Künstler Anish Kapoor

"Wir haben versagt"

Anish Kapoor erschafft Oberflächen als Illusionen, die erst durch den Betrachter zu existieren beginnen. Jetzt präsentiert der britisch-indische Bildhauer in München neue Werke. Mit Monopol sprach er über sein politisches Engagement, das Versagen der Linken - und seinen Traum vom perfekten Kunstwerk

Anish Kapoor, Ihre frühen Arbeiten mit Pigment sind definiert geformte, meist geometrische Objekte. Die jetzt in der Münchner Galerie Klüser ausgestellten neuen Pigment-Arbeiten wirken hingegen eher wie amorphe Landschaften mit einem rechteckigen Abdruck in ihrer Mitte. Wie gehen Sie an diese Arbeiten heran?
Das letzte Mal beschäftigte ich mich 1986 oder '87 mit den Pigment-Arbeiten, und ich hatte den Eindruck, das abgeschlossen zu haben.
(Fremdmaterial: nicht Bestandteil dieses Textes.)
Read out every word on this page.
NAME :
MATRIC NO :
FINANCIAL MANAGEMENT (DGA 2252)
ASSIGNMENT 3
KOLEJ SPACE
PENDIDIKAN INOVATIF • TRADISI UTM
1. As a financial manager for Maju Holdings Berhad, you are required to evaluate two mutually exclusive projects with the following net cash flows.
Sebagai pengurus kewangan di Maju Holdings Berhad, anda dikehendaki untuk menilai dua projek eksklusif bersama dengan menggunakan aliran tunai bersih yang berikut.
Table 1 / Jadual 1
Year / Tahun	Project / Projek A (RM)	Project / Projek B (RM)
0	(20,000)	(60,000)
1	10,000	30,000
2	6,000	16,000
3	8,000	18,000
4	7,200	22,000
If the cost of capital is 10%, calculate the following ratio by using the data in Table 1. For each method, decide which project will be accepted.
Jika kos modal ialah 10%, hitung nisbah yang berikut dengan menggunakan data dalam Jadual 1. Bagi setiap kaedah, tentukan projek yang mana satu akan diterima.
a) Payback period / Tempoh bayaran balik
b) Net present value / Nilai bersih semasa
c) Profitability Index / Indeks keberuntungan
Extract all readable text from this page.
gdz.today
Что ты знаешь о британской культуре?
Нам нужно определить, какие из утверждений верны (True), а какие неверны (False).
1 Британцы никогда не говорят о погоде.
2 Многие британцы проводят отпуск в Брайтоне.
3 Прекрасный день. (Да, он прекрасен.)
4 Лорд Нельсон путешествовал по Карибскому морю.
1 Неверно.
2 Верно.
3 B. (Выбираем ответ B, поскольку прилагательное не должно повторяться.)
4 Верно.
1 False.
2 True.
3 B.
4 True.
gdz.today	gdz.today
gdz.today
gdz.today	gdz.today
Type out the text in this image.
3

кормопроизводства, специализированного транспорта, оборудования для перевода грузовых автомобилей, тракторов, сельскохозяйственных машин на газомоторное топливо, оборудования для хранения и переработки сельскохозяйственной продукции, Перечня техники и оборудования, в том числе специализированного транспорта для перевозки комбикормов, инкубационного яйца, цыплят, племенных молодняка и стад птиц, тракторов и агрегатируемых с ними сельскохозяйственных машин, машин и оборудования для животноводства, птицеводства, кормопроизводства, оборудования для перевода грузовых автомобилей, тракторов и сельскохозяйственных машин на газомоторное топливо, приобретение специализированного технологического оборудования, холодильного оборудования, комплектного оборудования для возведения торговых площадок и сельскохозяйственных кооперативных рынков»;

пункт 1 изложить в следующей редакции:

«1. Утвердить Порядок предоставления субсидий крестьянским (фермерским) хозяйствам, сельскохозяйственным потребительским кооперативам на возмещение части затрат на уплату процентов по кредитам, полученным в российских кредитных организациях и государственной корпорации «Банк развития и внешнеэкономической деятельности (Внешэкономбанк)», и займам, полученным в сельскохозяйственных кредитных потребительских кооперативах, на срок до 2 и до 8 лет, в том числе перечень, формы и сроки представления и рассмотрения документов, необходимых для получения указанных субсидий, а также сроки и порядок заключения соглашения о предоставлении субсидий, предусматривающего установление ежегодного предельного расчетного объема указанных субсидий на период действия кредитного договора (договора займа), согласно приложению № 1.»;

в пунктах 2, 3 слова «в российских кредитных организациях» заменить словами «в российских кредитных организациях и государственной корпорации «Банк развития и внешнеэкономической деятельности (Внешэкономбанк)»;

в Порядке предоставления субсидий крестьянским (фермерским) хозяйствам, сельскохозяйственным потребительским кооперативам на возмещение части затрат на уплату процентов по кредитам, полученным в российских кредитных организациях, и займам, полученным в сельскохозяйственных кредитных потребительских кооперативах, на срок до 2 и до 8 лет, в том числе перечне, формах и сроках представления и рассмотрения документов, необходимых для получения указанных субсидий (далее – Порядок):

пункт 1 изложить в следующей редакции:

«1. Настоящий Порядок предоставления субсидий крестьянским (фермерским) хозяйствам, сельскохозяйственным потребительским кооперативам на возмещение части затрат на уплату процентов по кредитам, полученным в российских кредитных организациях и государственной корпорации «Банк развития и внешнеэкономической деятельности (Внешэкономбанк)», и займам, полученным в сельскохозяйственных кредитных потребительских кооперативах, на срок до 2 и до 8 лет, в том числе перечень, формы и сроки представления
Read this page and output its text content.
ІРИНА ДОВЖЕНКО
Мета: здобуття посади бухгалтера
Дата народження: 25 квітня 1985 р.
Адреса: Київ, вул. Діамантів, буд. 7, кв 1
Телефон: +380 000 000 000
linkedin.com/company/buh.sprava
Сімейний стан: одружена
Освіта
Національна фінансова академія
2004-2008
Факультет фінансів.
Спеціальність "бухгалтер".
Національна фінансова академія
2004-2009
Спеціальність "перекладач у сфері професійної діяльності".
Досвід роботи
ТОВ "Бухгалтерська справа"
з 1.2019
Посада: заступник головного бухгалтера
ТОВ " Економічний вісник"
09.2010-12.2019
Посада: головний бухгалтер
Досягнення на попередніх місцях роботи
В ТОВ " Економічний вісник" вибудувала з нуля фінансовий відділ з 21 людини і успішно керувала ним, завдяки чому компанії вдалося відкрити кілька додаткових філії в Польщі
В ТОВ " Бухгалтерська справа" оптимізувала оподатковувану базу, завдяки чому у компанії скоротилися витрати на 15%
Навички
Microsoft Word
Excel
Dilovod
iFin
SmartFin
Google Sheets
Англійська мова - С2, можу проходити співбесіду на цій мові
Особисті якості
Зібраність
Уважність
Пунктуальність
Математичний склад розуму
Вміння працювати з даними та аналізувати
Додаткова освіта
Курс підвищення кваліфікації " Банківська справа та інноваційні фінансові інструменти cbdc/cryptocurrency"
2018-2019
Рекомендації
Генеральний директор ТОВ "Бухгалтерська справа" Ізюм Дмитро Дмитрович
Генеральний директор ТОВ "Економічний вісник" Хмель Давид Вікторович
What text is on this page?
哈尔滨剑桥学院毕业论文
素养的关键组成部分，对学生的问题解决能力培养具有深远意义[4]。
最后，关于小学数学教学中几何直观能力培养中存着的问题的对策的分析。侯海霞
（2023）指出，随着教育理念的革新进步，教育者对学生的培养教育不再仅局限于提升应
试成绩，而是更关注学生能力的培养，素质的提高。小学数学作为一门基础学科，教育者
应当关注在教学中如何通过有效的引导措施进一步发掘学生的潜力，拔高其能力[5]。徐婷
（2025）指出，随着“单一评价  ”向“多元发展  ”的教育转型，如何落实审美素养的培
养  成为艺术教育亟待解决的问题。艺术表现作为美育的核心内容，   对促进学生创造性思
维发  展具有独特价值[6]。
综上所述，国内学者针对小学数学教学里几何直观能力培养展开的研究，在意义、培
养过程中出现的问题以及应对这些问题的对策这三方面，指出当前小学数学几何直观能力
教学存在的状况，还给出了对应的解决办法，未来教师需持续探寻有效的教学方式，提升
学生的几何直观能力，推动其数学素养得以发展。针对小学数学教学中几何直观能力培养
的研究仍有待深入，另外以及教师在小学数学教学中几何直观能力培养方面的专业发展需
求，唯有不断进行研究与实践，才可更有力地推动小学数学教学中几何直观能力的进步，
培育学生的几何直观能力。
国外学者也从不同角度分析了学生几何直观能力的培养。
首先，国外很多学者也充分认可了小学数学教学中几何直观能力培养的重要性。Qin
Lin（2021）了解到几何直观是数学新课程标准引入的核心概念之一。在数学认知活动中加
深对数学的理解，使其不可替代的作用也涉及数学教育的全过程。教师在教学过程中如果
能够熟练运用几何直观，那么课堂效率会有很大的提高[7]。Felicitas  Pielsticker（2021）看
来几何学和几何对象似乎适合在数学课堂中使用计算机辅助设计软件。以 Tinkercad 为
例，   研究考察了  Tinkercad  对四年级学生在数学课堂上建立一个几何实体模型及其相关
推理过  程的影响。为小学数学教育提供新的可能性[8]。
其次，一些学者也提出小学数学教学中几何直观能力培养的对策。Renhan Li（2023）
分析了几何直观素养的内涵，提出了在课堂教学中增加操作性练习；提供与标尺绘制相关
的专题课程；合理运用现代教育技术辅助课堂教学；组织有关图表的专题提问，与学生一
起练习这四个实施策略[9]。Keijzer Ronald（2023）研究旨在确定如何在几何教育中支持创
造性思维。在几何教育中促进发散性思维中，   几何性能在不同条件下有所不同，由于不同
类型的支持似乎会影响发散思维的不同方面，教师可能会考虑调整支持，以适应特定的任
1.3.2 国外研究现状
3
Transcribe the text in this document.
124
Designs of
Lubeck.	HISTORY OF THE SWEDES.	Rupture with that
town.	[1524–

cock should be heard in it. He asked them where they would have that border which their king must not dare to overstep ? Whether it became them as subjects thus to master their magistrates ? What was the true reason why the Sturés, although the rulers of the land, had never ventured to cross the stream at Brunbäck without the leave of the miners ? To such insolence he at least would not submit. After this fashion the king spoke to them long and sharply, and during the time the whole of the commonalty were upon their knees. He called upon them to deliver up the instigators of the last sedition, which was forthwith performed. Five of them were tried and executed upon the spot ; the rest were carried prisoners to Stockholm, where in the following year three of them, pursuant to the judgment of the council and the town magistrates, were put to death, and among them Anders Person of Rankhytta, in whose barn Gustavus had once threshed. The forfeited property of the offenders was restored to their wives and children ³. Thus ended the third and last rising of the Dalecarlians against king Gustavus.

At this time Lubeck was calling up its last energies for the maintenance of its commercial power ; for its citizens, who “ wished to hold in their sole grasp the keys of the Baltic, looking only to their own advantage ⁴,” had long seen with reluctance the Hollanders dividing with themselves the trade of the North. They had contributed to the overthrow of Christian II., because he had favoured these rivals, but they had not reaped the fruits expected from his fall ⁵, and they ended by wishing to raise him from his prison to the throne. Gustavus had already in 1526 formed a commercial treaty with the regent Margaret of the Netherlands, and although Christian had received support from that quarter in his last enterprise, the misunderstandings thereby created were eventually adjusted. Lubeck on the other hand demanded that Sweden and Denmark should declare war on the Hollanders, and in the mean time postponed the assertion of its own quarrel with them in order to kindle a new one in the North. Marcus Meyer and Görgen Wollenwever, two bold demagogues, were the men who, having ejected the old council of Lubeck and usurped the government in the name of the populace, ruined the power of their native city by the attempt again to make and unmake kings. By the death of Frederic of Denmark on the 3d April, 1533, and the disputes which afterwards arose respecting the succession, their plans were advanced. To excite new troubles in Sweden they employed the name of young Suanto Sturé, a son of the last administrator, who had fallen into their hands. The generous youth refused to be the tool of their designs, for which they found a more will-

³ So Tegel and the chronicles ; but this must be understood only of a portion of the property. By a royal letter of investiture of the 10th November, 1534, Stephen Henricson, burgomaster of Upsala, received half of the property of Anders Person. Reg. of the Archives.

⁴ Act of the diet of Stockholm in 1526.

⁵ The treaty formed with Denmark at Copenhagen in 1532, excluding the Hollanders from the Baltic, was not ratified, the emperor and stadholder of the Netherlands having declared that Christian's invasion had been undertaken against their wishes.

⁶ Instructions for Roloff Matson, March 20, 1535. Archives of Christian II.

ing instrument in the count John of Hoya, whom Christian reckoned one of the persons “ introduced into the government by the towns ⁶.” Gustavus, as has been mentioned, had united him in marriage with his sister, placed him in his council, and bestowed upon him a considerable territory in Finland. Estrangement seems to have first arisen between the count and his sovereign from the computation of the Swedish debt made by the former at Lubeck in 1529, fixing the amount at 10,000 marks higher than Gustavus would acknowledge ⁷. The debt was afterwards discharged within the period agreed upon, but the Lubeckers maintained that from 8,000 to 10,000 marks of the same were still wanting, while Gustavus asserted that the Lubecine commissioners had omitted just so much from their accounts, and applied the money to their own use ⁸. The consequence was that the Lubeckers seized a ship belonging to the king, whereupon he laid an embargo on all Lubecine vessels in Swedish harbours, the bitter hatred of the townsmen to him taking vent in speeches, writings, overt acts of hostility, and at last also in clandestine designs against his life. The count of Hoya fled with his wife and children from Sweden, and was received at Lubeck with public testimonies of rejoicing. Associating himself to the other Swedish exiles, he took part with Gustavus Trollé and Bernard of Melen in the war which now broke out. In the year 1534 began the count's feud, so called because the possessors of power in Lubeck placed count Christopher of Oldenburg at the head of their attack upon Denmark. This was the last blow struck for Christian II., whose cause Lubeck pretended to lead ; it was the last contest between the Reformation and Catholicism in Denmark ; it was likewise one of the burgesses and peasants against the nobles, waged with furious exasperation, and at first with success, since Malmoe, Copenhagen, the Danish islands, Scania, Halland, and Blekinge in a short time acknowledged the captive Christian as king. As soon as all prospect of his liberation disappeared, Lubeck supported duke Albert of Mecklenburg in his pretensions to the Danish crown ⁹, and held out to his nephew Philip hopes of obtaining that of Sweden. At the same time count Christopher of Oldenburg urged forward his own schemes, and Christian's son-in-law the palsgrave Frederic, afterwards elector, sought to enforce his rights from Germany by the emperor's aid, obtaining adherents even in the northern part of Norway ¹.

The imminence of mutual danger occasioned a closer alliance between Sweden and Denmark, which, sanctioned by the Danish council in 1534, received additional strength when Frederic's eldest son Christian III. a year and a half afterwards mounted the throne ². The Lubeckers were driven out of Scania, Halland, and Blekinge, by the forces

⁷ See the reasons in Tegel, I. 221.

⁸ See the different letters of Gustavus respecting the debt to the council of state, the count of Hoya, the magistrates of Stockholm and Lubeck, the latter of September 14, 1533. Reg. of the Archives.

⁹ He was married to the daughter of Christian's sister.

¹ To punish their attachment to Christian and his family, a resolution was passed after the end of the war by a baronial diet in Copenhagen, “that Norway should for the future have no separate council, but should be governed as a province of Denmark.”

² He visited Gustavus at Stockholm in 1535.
Aber seit den letzten zwei oder drei Jahren versuche ich, Objekte ganz aus Pigment herzustellen, anstatt sie nur zu bestreuen oder Pigment als ungebundenes Material zu verwenden. Das fühlt sich tatsächlich ganz anders an. Im Studio arbeiteten wir an einigen Objekten mit hohlen Formen, die an Gräber erinnern können. Das ist sicher auch eine Rückkehr in ein gewohntes Terrain, aber auf eine andere Art und Weise.

Ein verbindendes Element zwischen den Pigment-Arbeiten und der neuen Werkgruppe aus Silikon ist der intensive Einsatz von Farbe. Die Wirkung ist dabei aber sehr unterschiedlich.
Ja, sie sind komplett verschieden. Die letzten Jahre beschäftigte ich mich mit Farbe auf sehr unterschiedliche Art und Weise. Neben den Pigment-Arbeiten gibt es auch einige Arbeiten, die aus einer Mischung aus Wachs und Farbe bestehen. Davon ausgehend entwickelte sich mein Interesse für Silikon. Ich stellte fest, dass Silikon die Farbe unglaublich gut annimmt. Es verhält sich wie Ölfarbe, hat aber zusätzlich dieses Volumen. Mit Silikon zu arbeiten, hat etwas sehr Körperliches. Ich mache das jetzt seit vier oder fünf Jahren und versuche über den Prozess Bedeutungen entstehen zu lassen. So entstanden die ausgestellten Objekte, bei denen eine PVC-Folie oder ein durchsichtiges Gewebe über das Silikon gespannt ist, sodass man durch etwas hindurch oder in etwas hinein sieht. Diese Art von Innerlichkeit verbindet die Silikon-Objekte auch mit den Pigment-Arbeiten.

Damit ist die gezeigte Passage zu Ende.